For South Florida, those issues carry particular weight. Housing costs in Miami-Dade, Broward, and Palm Beach counties continue to squeeze working families and drive workers out of the region. Any loosening of the regulatory pipeline for workforce housing units could have real consequences for communities where teachers, nurses, and service workers struggle to afford a place to live near their jobs.
The Chamber also flagged progress on emerging industries, specifically advanced air mobility and large-scale data centers, framing both as signals to outside investors that Florida remains open for business in the technology and innovation sectors. Infrastructure resilience and public-private partnerships rounded out the group’s priority list, both of which matter enormously to a state that spends billions recovering from hurricanes and managing an aging infrastructure network.
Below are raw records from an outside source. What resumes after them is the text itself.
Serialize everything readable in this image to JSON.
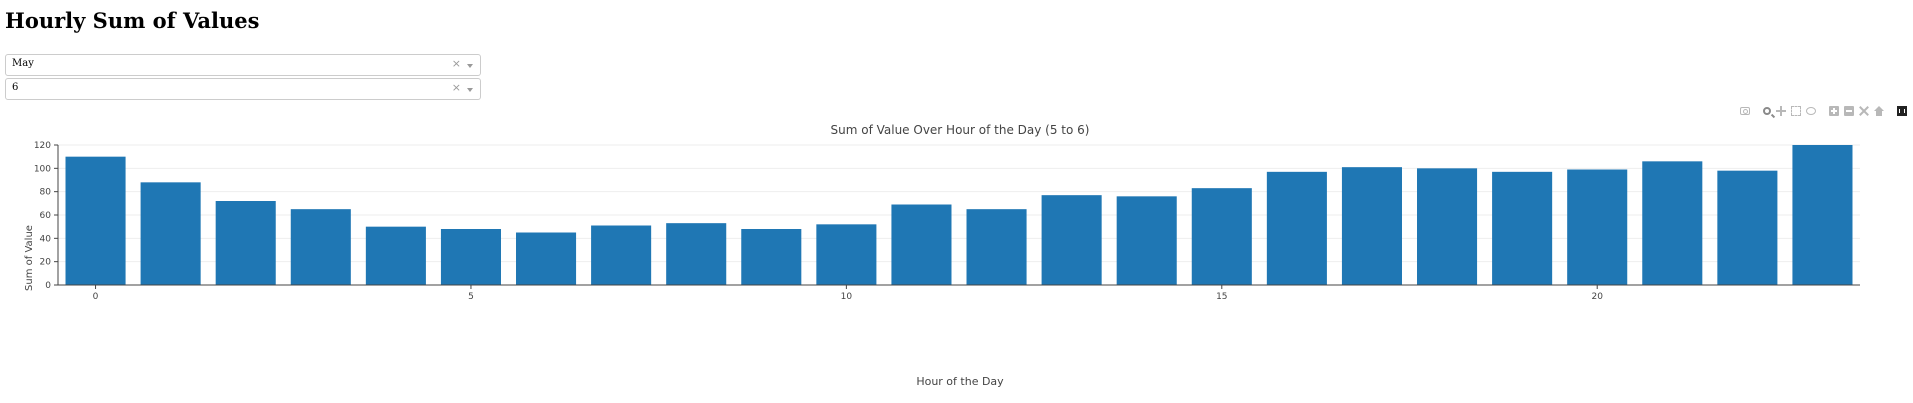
{
  "page": {
    "title": "Hourly Sum of Values"
  },
  "filters": {
    "month": {
      "value": "May",
      "clear_symbol": "×"
    },
    "day": {
      "value": "6",
      "clear_symbol": "×"
    }
  },
  "modebar": {
    "icons": [
      "camera-icon",
      "zoom-icon",
      "pan-icon",
      "box-select-icon",
      "lasso-icon",
      "zoom-in-icon",
      "zoom-out-icon",
      "autoscale-icon",
      "home-icon",
      "plotly-logo-icon"
    ]
  },
  "colors": {
    "bar": "#1f77b4",
    "grid": "#eeeeee",
    "axis": "#444444"
  },
  "chart_data": {
    "type": "bar",
    "title": "Sum of Value Over Hour of the Day (5 to 6)",
    "xlabel": "Hour of the Day",
    "ylabel": "Sum of Value",
    "x": [
      0,
      1,
      2,
      3,
      4,
      5,
      6,
      7,
      8,
      9,
      10,
      11,
      12,
      13,
      14,
      15,
      16,
      17,
      18,
      19,
      20,
      21,
      22,
      23
    ],
    "values": [
      110,
      88,
      72,
      65,
      50,
      48,
      45,
      51,
      53,
      48,
      52,
      69,
      65,
      77,
      76,
      83,
      97,
      101,
      100,
      97,
      99,
      106,
      98,
      120
    ],
    "xticks": [
      0,
      5,
      10,
      15,
      20
    ],
    "yticks": [
      0,
      20,
      40,
      60,
      80,
      100,
      120
    ],
    "xlim": [
      -0.5,
      23.5
    ],
    "ylim": [
      0,
      120
    ],
    "grid": true,
    "legend": "none"
  }
}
One battle the Chamber took particular pride in winning was defensive. The group said it worked through the session to defeat legislation that would have reversed lawsuit abuse reforms passed in 2023. Those reforms were bitterly contested when they passed, with trial lawyers and consumer advocates arguing they stripped ordinary Floridians of legal recourse. Business groups countered that Florida’s litigation environment was driving up insurance costs and scaring off investment. The reforms survived this session intact.
Frank Walker, the Chamber’s executive vice president of government and political relations, struck a forward-looking tone even while acknowledging the wins.
“Florida cannot rest on its laurels but must continue focusing on our economic competitiveness and pro-business environment,” Walker said. “As we continue to compete with other states and nations, Florida can send a signal that investment and innovation are welcome in Florida by easing administrative and economic burdens through the adoption of additional pro-business policies that stimulate job creation and unleash pathways to prosperity for all Floridians.”
That framing, careful and forward-facing, reflects a political moment in Tallahassee where business groups have significant influence but are also watching a national economic environment that keeps shifting. Tariff uncertainty, a tightening labor market, and federal policy swings are all variables that Florida’s business community cannot control from the Capitol.
What they can control is the state regulatory environment, and by the Chamber’s own accounting, they protected it this session.
Critics of the Chamber’s agenda, including labor advocates and housing justice organizers, have argued that “pro-business” policies often come at the expense of workers and tenants. Their voices did not shape the final session outcome in any significant way, and the 2026 session closed with the business community’s priorities largely intact.
Now the attention shifts to implementation. Legislation is one thing. Whether local governments, developers, and health care systems actually move on the opportunities this session created is a question that will play out across Florida’s 67 counties, not in committee rooms in Tallahassee.